Лил напоила меня и снова уставилась в книгу «Домоводство». Но я замечала, что она бросает на меня любопытные взгляды в то время, когда ей кажется, что я дремлю. Наконец она не выдержала. Отложила книгу и низко-низко наклонилась надо мной, ее ноздри раздувались, как у собаки.

Через неплотно прикрытые веки я видела ее глаза совсем близко и, не выдержав, открыла глаза. Лил отшатнулась.

Я вопросительно посмотрела на нее.

– От тебя чем-то пахнет… – сказала Лил.

– Чем? – испугалась я, отлично понимая, что это, без сомнения, запах дьявольской серы.

– Как от автомобиля… – пояснила Лил. – Что-то похожее на запах того, чем заправляют моторы. Забыла, как называется…

Я промолчала, испугавшись, что недостаточно хорошо вымыла голову. К тому же мог вонять и мой халат, который я спрятала под подушку. А может быть, это уже давало о себе знать дыхание ада, в который я окунулась.
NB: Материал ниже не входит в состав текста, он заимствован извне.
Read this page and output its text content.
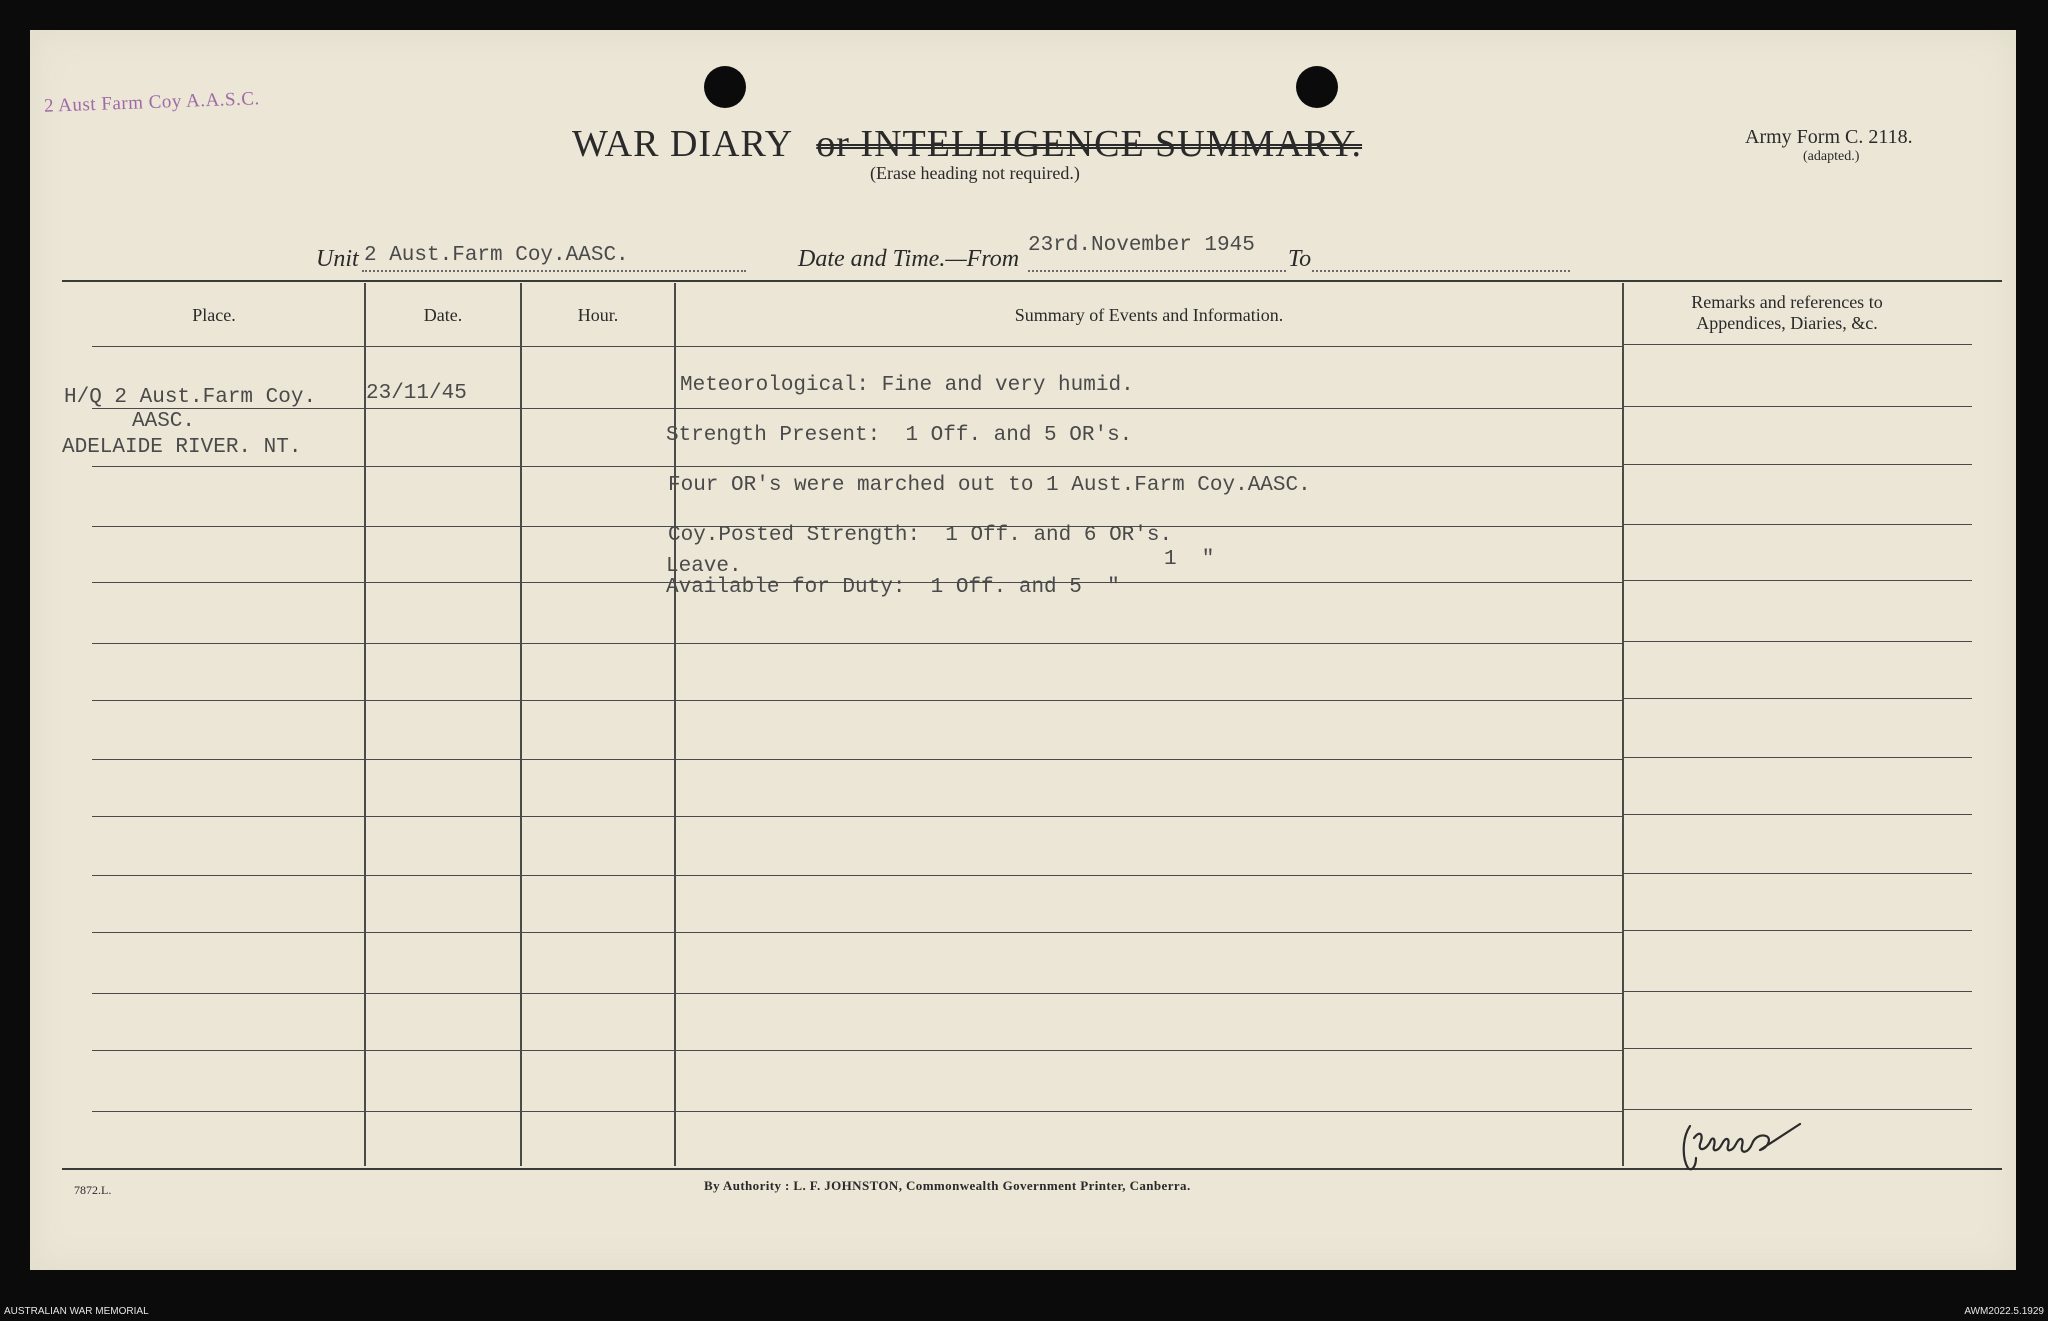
2 Aust Farm Coy A.A.S.C.
WAR DIARY or INTELLIGENCE SUMMARY.
(Erase heading not required.)
Army Form C. 2118.
(adapted.)
Unit 2 Aust.Farm Coy.AASC.	Date and Time.—From
23rd.November 1945
To
Place.	Date.	Hour.	Summary of Events and Information.
Remarks and references to Appendices, Diaries, &c.
H/Q 2 Aust.Farm Coy.
AASC.
ADELAIDE RIVER. NT.
23/11/45	Meteorological: Fine and very humid.
Strength Present:  1 Off. and 5 OR's.
Four OR's were marched out to 1 Aust.Farm Coy.AASC.
Coy.Posted Strength:  1 Off. and 6 OR's.
Leave.	1  "
Available for Duty:  1 Off. and 5  "
7872.L.	By Authority : L. F. JOHNSTON, Commonwealth Government Printer, Canberra.
AUSTRALIAN WAR MEMORIAL	AWM2022.5.1929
– Слушай, Лил, – решилась спросить я. – Ты не можешь принести мне что-нибудь из гардеробной? Какое-нибудь платье или брюки.
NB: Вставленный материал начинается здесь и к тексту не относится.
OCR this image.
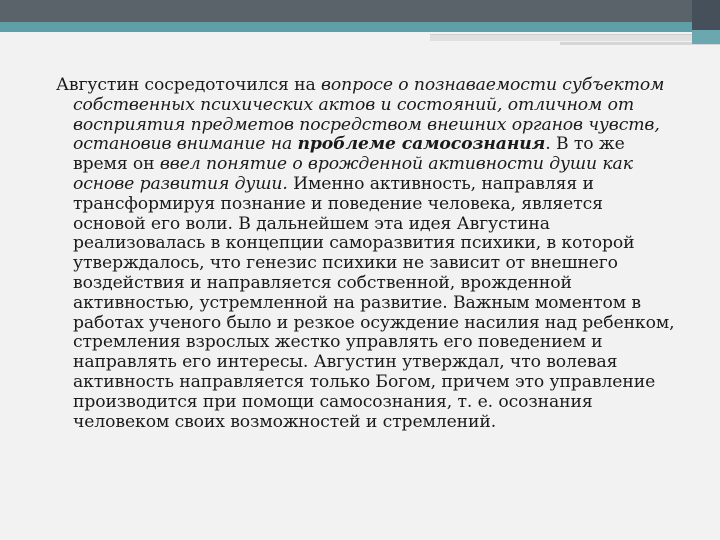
Августин сосредоточился на вопросе о познаваемости субъектом собственных психических актов и состояний, отличном от восприятия предметов посредством внешних органов чувств, остановив внимание на проблеме самосознания. В то же время он ввел понятие о врожденной активности души как основе развития души. Именно активность, направляя и трансформируя познание и поведение человека, является основой его воли. В дальнейшем эта идея Августина реализовалась в концепции саморазвития психики, в которой утверждалось, что генезис психики не зависит от внешнего воздействия и направляется собственной, врожденной активностью, устремленной на развитие. Важным моментом в работах ученого было и резкое осуждение насилия над ребенком, стремления взрослых жестко управлять его поведением и направлять его интересы. Августин утверждал, что волевая активность направляется только Богом, причем это управление производится при помощи самосознания, т. е. осознания человеком своих возможностей и стремлений.
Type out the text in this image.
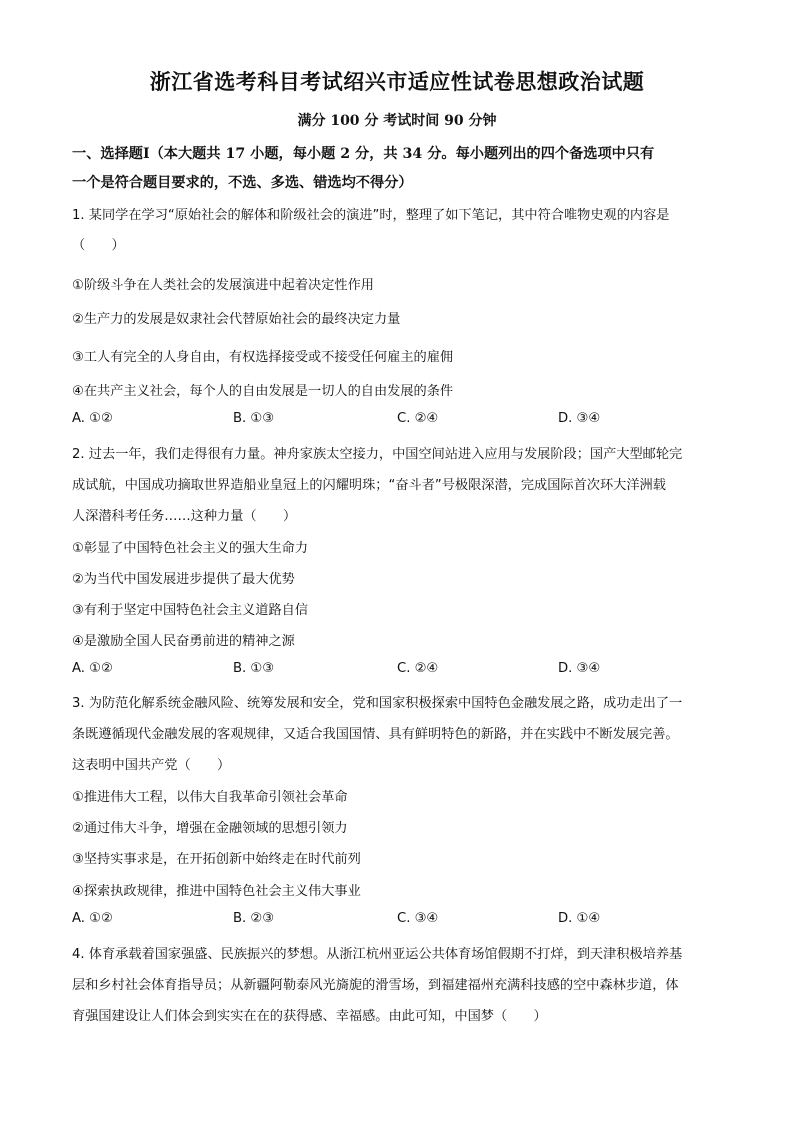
浙江省选考科目考试绍兴市适应性试卷思想政治试题
满分 100 分 考试时间 90 分钟
一、选择题Ⅰ（本大题共 17 小题，每小题 2 分，共 34 分。每小题列出的四个备选项中只有
一个是符合题目要求的，不选、多选、错选均不得分）
1. 某同学在学习“原始社会的解体和阶级社会的演进”时，整理了如下笔记，其中符合唯物史观的内容是
（　　）
①阶级斗争在人类社会的发展演进中起着决定性作用
②生产力的发展是奴隶社会代替原始社会的最终决定力量
③工人有完全的人身自由，有权选择接受或不接受任何雇主的雇佣
④在共产主义社会，每个人的自由发展是一切人的自由发展的条件
A. ①②	B. ①③	C. ②④	D. ③④
2. 过去一年，我们走得很有力量。神舟家族太空接力，中国空间站进入应用与发展阶段；国产大型邮轮完
成试航，中国成功摘取世界造船业皇冠上的闪耀明珠；“奋斗者”号极限深潜，完成国际首次环大洋洲载
人深潜科考任务……这种力量（　　）
①彰显了中国特色社会主义的强大生命力
②为当代中国发展进步提供了最大优势
③有利于坚定中国特色社会主义道路自信
④是激励全国人民奋勇前进的精神之源
A. ①②	B. ①③	C. ②④	D. ③④
3. 为防范化解系统金融风险、统筹发展和安全，党和国家积极探索中国特色金融发展之路，成功走出了一
条既遵循现代金融发展的客观规律，又适合我国国情、具有鲜明特色的新路，并在实践中不断发展完善。
这表明中国共产党（　　）
①推进伟大工程，以伟大自我革命引领社会革命
②通过伟大斗争，增强在金融领域的思想引领力
③坚持实事求是，在开拓创新中始终走在时代前列
④探索执政规律，推进中国特色社会主义伟大事业
A. ①②	B. ②③	C. ③④	D. ①④
4. 体育承载着国家强盛、民族振兴的梦想。从浙江杭州亚运公共体育场馆假期不打烊，到天津积极培养基
层和乡村社会体育指导员；从新疆阿勒泰风光旖旎的滑雪场，到福建福州充满科技感的空中森林步道，体
育强国建设让人们体会到实实在在的获得感、幸福感。由此可知，中国梦（　　）
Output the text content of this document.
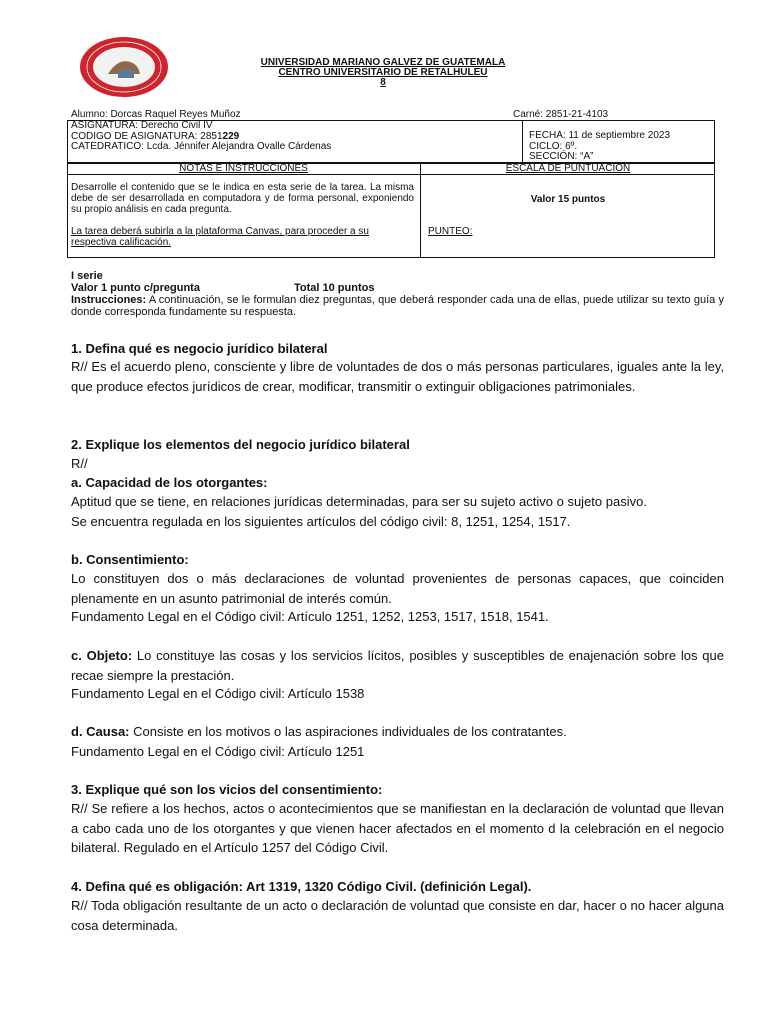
UNIVERSIDAD MARIANO GALVEZ DE GUATEMALA
CENTRO UNIVERSITARIO DE RETALHULEU
8
Alumno: Dorcas Raquel Reyes Muñoz	Carné: 2851-21-4103
ASIGNATURA: Derecho Civil IV
CODIGO DE ASIGNATURA: 2851229
CATEDRATICO: Lcda. Jénnifer Alejandra Ovalle Cárdenas
FECHA: 11 de septiembre 2023
CICLO: 6º.
SECCIÓN: “A”
NOTAS E INSTRUCCIONES	ESCALA DE PUNTUACIÓN
Desarrolle el contenido que se le indica en esta serie de la tarea. La misma debe de ser desarrollada en computadora y de forma personal, exponiendo su propio análisis en cada pregunta.
La tarea deberá subirla a la plataforma Canvas, para proceder a su respectiva calificación.
Valor 15 puntos
PUNTEO:
I serie
Valor 1 punto c/pregunta	Total 10 puntos
Instrucciones: A continuación, se le formulan diez preguntas, que deberá responder cada una de ellas, puede utilizar su texto guía y donde corresponda fundamente su respuesta.
1. Defina qué es negocio jurídico bilateral
R// Es el acuerdo pleno, consciente y libre de voluntades de dos o más personas particulares, iguales ante la ley, que produce efectos jurídicos de crear, modificar, transmitir o extinguir obligaciones patrimoniales.
2. Explique los elementos del negocio jurídico bilateral
R//
a. Capacidad de los otorgantes:
Aptitud que se tiene, en relaciones jurídicas determinadas, para ser su sujeto activo o sujeto pasivo.
Se encuentra regulada en los siguientes artículos del código civil: 8, 1251, 1254, 1517.
b. Consentimiento:
Lo constituyen dos o más declaraciones de voluntad provenientes de personas capaces, que coinciden plenamente en un asunto patrimonial de interés común.
Fundamento Legal en el Código civil: Artículo 1251, 1252, 1253, 1517, 1518, 1541.
c. Objeto: Lo constituye las cosas y los servicios lícitos, posibles y susceptibles de enajenación sobre los que recae siempre la prestación.
Fundamento Legal en el Código civil: Artículo 1538
d. Causa: Consiste en los motivos o las aspiraciones individuales de los contratantes.
Fundamento Legal en el Código civil: Artículo 1251
3. Explique qué son los vicios del consentimiento:
R// Se refiere a los hechos, actos o acontecimientos que se manifiestan en la declaración de voluntad que llevan a cabo cada uno de los otorgantes y que vienen hacer afectados en el momento d la celebración en el negocio bilateral. Regulado en el Artículo 1257 del Código Civil.
4. Defina qué es obligación: Art 1319, 1320 Código Civil. (definición Legal).
R// Toda obligación resultante de un acto o declaración de voluntad que consiste en dar, hacer o no hacer alguna cosa determinada.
– Зачем? – спросила Лил. – Когда выздоровеешь, тогда и принесу. Сейчас госпожа Воспитательница не разрешит.

– А ты спроси у нее. Просто мой халат совсем мокрый: я вчера сильно вспотела от боли… – соврала я.
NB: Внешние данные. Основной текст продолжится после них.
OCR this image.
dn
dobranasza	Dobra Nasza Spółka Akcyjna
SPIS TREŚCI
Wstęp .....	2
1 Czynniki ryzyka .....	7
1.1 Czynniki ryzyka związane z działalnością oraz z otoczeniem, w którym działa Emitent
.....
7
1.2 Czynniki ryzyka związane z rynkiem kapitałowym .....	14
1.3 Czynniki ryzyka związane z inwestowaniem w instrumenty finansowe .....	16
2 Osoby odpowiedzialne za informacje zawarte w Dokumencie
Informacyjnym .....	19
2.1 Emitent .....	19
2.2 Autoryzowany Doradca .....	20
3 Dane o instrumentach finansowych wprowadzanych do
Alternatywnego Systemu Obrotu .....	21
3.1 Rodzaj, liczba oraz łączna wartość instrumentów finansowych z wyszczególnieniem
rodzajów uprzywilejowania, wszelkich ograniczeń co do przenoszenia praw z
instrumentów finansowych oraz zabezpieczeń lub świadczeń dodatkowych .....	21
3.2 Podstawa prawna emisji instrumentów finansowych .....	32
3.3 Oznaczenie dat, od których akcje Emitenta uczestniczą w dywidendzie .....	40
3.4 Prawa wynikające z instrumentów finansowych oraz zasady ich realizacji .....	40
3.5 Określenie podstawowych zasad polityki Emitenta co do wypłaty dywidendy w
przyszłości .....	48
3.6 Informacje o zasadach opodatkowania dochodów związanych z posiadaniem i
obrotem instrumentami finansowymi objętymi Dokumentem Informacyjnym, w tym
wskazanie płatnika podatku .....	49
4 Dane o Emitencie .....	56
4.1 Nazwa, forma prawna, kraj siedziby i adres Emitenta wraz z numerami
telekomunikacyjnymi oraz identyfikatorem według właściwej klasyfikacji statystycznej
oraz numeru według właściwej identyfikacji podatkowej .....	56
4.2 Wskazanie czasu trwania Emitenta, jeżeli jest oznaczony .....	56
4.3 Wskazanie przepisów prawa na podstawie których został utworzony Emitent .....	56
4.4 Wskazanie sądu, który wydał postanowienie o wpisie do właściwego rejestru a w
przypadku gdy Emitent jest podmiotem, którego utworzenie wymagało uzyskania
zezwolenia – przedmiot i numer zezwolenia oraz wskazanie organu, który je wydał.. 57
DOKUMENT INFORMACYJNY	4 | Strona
– Да, это нехорошо, – согласилась Лил и отложила книгу. – Сейчас попробую.

Я вспомнила, что и мои тапки были мокрыми от росы, и добавила:

– И… засандаль мне…

– Что? – не поняла Лил.

Я испугалась. Ведь «засандалить» было одно из тех новых слов, которые я услышала ночью в туалете.

– Ну… – смутилась я. – Может, ты принесешь мне еще и какую-нибудь обувь? Мои тапки совсем расползлись.

Лил пожала плечами и тихо вышла из палаты, не забыв при этом закрыть ее на ключ.

Я была рада остаться одна.

Посмотрела на окно. Оно казалось плотно закрытым, но я знала, что это не так. Может, попросить госпожу Воспитательницу, пока не поздно, забить его самыми крепкими длинными гвоздями?

С улицы доносились веселые голоса курсанток, которые собирали в больничном саду райские яблочки на варенье.

Я наконец осталась в одиночестве, открыла книжку «Катина любовь», уставилась в нее. Слова так и прыгали перед глазами.

Среди них не было ни одного из тех, которые я слышала сегодня ночью.

Значит, стриты разговаривают совсем не так, как мы.